I began thinking about the media consumption of our generation recently when I started contacting companies to get experience within the media industry for a placement module at university. Thinking about future employers and what they could see posted under my name made me think about my online habits and those of others that I have noticed.




I had always been taught not to swear online since the day my parents allowed me to make a Facebook profile. As a young teenager I sometimes disobeyed this and could be a little rude, just as a bit of harmless fun with my friends. Luckily for me this online attitude stopped as I went through secondary school and Instagram was released. It was ideal for me as my hobby for photography was just starting. I used the app as professionally as I could at the age of 14, using my weekends to practise my photography and then upload my photos gradually during the week. When I realised that this was gaining me more followers and likes on my photos, I understood that this was a way I could network myself and my photography, making me think about the content I was sharing. Since then I have always used these sites as a means of posting my photos and communicating with others. Now I have both a personal account and a professional account, but as they are both public profiles everything I share is something I wouldn’t mind a future employer seeing.

After this came to my attention I have noticed many people around the same age as me, who will soon be in this position not care so much about what they publish online. Tweeting about how much they dislike someone they work with or replying to others with rude comments. Moving on from an employers first impression, doing this is just ridiculous and quite frankly very childish. Seeing this subconsciously gives anyone viewing your profiles a slightly negative view of how you may behave offline. This is where I have noticed growing up that many people, those of which should be acting like adults, cannot distinguish between their online and offline lives because they don’t understand that not every situation revolves around what you post social media. 
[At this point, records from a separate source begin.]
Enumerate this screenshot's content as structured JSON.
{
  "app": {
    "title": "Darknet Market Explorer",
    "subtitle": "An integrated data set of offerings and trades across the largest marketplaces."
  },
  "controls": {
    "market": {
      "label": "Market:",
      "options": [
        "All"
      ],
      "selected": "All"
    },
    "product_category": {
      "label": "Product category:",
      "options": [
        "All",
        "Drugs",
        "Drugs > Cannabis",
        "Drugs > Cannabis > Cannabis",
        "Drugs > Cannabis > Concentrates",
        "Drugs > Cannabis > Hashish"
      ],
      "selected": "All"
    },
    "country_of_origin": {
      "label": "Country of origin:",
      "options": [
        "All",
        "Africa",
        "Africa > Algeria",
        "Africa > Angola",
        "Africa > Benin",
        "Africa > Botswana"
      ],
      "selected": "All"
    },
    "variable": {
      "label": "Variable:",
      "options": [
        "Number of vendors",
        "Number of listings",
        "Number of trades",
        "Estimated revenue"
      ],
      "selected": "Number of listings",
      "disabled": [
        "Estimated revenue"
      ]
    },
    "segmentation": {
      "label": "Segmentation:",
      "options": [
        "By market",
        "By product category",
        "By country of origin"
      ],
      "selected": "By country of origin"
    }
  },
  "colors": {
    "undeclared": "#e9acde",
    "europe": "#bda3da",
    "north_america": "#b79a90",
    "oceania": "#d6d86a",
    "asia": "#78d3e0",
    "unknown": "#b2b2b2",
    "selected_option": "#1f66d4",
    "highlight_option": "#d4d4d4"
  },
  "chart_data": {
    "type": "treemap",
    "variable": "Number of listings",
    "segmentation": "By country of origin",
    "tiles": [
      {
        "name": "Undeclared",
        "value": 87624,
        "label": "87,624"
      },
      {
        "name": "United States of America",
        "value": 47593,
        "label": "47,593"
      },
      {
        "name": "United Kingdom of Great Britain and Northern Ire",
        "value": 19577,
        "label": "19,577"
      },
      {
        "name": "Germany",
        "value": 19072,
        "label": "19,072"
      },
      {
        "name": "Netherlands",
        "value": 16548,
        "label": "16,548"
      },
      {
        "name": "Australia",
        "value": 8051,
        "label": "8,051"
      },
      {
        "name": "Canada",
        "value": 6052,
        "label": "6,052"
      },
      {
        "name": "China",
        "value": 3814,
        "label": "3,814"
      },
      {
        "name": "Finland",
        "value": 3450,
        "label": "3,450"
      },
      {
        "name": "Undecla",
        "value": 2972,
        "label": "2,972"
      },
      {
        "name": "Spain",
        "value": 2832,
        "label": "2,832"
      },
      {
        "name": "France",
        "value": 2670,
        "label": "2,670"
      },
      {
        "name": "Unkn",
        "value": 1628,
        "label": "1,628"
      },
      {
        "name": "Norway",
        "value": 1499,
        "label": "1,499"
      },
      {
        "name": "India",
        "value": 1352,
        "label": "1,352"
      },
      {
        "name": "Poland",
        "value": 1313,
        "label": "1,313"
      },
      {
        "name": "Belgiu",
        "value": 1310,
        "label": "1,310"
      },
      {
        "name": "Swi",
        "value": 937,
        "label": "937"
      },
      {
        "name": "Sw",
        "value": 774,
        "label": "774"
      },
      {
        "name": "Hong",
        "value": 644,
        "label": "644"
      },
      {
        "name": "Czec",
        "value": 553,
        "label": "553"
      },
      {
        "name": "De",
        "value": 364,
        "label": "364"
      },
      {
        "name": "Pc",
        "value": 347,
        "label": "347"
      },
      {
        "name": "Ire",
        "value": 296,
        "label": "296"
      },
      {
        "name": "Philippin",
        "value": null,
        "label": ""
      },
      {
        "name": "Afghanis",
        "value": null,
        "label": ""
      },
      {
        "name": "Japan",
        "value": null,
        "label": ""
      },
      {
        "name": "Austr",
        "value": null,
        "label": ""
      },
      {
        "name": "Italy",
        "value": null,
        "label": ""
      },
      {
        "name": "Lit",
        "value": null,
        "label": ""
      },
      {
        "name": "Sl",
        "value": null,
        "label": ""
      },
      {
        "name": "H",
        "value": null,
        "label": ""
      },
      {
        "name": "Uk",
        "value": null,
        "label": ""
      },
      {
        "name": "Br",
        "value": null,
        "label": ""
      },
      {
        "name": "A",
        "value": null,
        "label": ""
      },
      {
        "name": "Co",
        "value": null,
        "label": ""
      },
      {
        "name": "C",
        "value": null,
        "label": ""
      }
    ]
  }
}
People feel protected by their screens and use social sites to act differently to how they would in person, which could have huge consequences when you begin to understand who can access these profiles. The internet and social media is a rule-free environment, where we can interact and communicate with society while accepting minimal personal responsibility for the implications to what we do… until it gets involved with life away from the screen.  
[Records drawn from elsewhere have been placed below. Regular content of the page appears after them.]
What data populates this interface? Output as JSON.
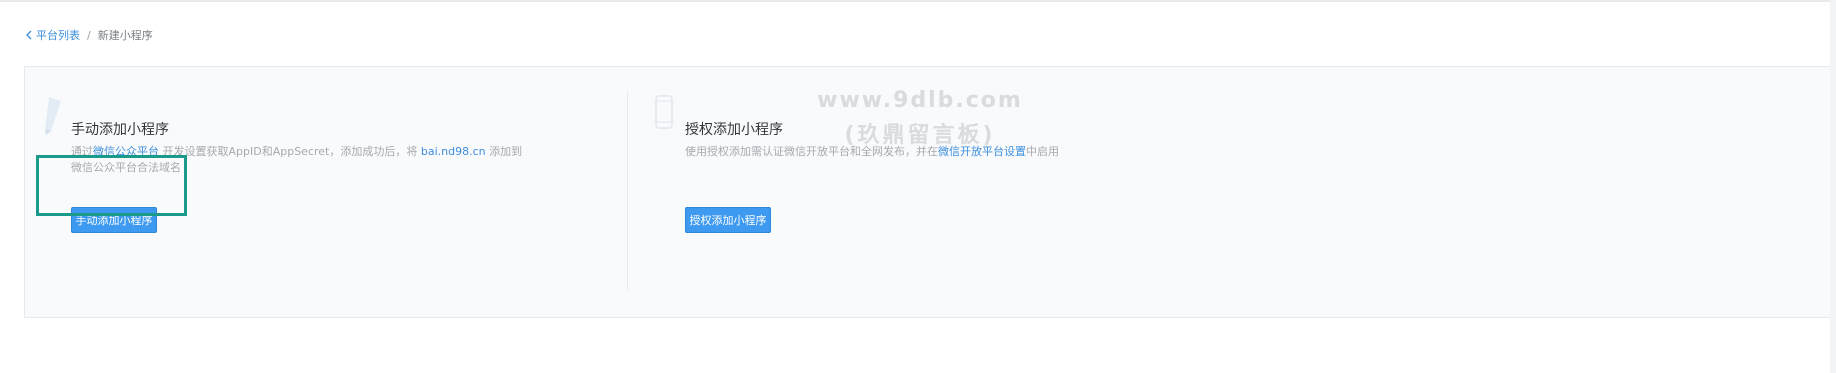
{
  "breadcrumb": {
    "back_label": "平台列表",
    "separator": "/",
    "current": "新建小程序"
  },
  "manual_card": {
    "title": "手动添加小程序",
    "desc_prefix": "通过",
    "desc_link": "微信公众平台",
    "desc_middle": "开发设置获取AppID和AppSecret，添加成功后，将",
    "desc_domain": "bai.nd98.cn",
    "desc_suffix": "添加到微信公众平台合法域名",
    "button_label": "手动添加小程序",
    "icon": "pencil-icon"
  },
  "auth_card": {
    "title": "授权添加小程序",
    "desc_prefix": "使用授权添加需认证微信开放平台和全网发布，并在",
    "desc_link": "微信开放平台设置",
    "desc_suffix": "中启用",
    "button_label": "授权添加小程序",
    "icon": "mobile-phone-icon"
  },
  "watermark": {
    "line1": "www.9dlb.com",
    "line2": "(玖鼎留言板)"
  },
  "colors": {
    "link": "#3d8fde",
    "primary_button": "#3d9af0",
    "highlight_border": "#1a9a8a"
  }
}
So before you click that tweet, post, share button take a minute to think about who will be able to view that post? How does it present you? and the reasons why you are posting it. 

I hope this post has been useful in someway, I haven’t written this to criticise anyone, hopefully more of a way to encourage you critically think about the content you publish online and who can see it. Your online identity will be there forever because once you’ve clicked that button, its very difficult to retract.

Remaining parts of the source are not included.